Part of the Series
Despair and Disparity: The Uneven Burdens of COVID-19
This year’s annual Gridiron Dinner at the Renaissance Hotel in Washington, D.C. dealt a blow that few were suspecting, which itself is telling about the moment we find ourselves in. A few attendees took home doggy bags from the meal, everyone took home a story to tell, and 72 of them — more than 10 percent of the audience and climbing — took home COVID-19.
The names of the afflicted looks like a speaker’s list for commencement addresses in May. Attorney General Merrick Garland, Commerce Secretary Gina M. Raimondo and Agriculture Secretary Tom Vilsack were all infected. Sen. Susan Collins of Maine, Rep. Joaquin Castro of Texas, Rep. Adam B. Schiff of California and Washington, D.C. Mayor Muriel E. Bowser likewise brought home an uninvited guest from the elite event.
House Speaker Nancy Pelosi and Sen. Raphael G. Warnock of Georgia did not attend the dinner, but both announced they were infected in the last week. What happened at the Gridiron clearly did not stay at the Gridiron, but thankfully, the vaccines and boosters appear to have done what they are supposed to: All the reported cases so far have been on the milder end, and nobody has been hospitalized yet. Contrast that with two Octobers ago, when Donald Trump became seriously ill after becoming infected at another glitzy D.C. gathering.
President Biden did not attend the dinner, and at present appears to be free of any secondary infection due to subsequent interaction with attendees.
Which brings us to the next big item on the D.C. social calendar: the upcoming White House Correspondents’ Association dinner. “The White House Correspondents Association will require those attending its annual dinner to be vaccinated against the coronavirus,” reports Axios. “The association was already requiring attendees to provide proof of a same-day negative COVID test. It is now also encouraging guests to get a second booster shot if they are eligible as soon as this week for ‘maximum protection.’”
Welcome, all and sundry, to the “Learning to Live With It” stage of the process. In one sense, you could take the Gridiron outbreak as a success story, a triumph of science even. Not even a year free from a ruthless, lethal explosion in COVID cases, 72 people got infected at a major event and not one of them died or was hospitalized. That is the hoped-for impact of the vaccines — not to make people bulletproof, but to keep the symptoms manageable — and in this case, like Hodor, they had one job and they did it.
Additionally, it’s probable that most of the Gridiron attendees were not only vaxxed to the max, but were not afflicted with conditions that would make them very acutely vulnerable to infection. The test sample we have here includes only those who are comfortable making a run at “Learning to Live With It.”
There are at least 7 million immunocompromised people in this country — many of whom would likely not have gone to that dinner, or to any event like it, for all the whiskey in Ireland. Add to that group people like me, who have prior health issues that make us ripe bait for COVID no matter how well-vaccinated we are, plus the elderly, and children under five (who aren’t yet able to be vaccinated), and you wind up with a substantial portion of the population with its nose pressed against the glass as other people take the risk, get infected, and live to fight another day.
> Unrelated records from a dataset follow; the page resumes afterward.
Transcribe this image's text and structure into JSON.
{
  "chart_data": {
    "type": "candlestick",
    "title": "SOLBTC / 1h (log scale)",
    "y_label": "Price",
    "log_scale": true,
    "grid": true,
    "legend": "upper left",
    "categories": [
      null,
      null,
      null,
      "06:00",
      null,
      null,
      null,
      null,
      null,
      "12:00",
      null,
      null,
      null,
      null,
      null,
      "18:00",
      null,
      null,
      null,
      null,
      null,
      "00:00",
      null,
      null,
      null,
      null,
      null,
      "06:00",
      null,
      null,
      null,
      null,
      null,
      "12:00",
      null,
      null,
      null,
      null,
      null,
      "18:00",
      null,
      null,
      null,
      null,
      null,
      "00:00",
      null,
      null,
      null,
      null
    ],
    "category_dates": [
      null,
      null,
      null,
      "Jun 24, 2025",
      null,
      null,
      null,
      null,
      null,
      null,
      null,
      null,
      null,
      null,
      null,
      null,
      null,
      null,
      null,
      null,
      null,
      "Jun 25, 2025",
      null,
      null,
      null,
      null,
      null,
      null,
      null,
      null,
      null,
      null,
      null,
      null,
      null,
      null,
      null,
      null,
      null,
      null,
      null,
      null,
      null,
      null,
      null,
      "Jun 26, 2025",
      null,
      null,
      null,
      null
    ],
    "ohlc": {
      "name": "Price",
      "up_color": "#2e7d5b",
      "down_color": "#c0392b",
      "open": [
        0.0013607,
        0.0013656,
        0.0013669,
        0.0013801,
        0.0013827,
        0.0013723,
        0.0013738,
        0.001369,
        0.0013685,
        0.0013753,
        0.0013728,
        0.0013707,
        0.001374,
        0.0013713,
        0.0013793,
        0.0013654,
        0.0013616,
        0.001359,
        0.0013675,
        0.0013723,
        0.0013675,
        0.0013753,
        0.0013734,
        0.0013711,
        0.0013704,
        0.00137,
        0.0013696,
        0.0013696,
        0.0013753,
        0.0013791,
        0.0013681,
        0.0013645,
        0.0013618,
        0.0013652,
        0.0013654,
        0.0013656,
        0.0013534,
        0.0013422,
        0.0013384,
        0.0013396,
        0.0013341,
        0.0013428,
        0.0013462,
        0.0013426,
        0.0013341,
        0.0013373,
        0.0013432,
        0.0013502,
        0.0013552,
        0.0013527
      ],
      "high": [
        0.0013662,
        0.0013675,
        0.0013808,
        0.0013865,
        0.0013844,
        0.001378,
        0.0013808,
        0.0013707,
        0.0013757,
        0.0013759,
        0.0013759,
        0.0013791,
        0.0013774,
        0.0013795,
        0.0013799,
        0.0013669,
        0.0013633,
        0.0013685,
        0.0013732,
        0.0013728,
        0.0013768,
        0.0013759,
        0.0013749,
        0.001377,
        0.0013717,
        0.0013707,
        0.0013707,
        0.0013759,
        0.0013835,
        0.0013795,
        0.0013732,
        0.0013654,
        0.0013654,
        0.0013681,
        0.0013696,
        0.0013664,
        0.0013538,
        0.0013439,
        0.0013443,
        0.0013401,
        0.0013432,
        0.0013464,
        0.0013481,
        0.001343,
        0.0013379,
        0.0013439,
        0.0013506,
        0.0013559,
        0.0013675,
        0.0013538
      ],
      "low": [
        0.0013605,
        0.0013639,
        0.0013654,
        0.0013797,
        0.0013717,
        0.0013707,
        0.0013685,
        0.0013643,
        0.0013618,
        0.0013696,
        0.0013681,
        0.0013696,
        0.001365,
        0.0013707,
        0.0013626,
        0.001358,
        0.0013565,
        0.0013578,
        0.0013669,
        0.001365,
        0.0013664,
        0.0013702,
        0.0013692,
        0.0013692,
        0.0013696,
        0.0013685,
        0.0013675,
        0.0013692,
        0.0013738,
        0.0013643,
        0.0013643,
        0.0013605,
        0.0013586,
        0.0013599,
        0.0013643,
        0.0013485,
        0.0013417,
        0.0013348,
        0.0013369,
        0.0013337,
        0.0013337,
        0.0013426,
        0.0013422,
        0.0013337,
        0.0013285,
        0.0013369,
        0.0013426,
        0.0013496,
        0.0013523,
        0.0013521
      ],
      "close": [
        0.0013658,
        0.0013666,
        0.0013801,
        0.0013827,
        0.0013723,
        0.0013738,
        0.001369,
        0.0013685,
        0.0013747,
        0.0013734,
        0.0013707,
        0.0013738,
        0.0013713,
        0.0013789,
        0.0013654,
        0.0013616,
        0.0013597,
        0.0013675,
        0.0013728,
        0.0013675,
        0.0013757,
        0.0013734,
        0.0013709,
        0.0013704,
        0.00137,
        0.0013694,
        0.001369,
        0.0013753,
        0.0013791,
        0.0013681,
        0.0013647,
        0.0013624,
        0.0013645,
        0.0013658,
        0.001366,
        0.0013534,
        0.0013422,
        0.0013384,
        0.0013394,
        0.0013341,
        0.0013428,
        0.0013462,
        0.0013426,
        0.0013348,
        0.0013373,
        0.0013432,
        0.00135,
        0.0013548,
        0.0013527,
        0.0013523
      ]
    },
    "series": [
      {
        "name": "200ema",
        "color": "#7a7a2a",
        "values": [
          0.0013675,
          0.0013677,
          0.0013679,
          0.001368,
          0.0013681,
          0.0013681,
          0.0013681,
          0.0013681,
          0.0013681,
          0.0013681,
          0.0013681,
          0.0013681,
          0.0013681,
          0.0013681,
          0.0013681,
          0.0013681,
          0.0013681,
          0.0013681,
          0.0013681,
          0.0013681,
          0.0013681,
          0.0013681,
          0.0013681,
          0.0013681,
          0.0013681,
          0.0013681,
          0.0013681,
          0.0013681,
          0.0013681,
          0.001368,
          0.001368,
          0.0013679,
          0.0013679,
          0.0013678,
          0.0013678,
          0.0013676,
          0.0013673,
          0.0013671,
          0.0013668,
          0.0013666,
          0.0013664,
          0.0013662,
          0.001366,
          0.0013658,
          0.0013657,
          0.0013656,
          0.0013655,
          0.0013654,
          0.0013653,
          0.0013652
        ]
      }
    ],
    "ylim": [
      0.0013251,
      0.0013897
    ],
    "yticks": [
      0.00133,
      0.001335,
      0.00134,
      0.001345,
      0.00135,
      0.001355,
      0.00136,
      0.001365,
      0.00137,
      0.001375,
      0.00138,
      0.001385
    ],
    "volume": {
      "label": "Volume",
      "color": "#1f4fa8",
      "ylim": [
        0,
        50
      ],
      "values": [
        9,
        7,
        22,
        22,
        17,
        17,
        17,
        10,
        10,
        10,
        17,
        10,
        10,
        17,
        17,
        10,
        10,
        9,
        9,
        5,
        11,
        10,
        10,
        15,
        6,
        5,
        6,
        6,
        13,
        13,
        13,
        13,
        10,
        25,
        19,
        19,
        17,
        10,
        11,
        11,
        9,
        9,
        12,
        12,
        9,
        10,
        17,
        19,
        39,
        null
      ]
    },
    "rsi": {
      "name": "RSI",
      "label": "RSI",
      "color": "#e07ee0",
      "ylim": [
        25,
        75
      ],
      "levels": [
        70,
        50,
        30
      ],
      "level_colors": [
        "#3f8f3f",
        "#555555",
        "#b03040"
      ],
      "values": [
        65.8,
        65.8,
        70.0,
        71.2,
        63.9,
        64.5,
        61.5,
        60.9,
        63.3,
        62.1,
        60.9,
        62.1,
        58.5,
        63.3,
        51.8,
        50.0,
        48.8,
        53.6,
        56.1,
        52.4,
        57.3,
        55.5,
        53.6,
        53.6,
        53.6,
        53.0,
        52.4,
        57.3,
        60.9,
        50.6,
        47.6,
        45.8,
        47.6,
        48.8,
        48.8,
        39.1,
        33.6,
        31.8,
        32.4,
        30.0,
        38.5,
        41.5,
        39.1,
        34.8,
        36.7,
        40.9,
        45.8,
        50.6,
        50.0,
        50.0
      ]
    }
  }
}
If the moment is any indication, “Learning to Live With It” involves COVID sliding to the back of most people’s minds until a big story like the Gridiron outbreak jerks it to the fore again (New York City Mayor Eric Adams, who has championed a return to normal in his city, has also been infected, is fully vaccinated, has minor symptoms and is quarantining). It is hard to complain about that — for the love of God, people need a break after the last two years — but harder again to miss the peril involved.
More than 31,000 people were infected yesterday, a slight uptick from two weeks ago — and that number is likely low, given the number of people who are testing at home and not reporting their cases. The BA.2 subvariant is now the dominant strain of COVID in the U.S., and scientists are watching like hawks to see if it has the muscle to create another massive surge. If it does, “Learning to Live With It” will have to downshift hard back into “Duck, Cover and Mask.”
Getting people to comply with that after another small breath of fresh air may come to be one of the biggest challenges we have faced so far.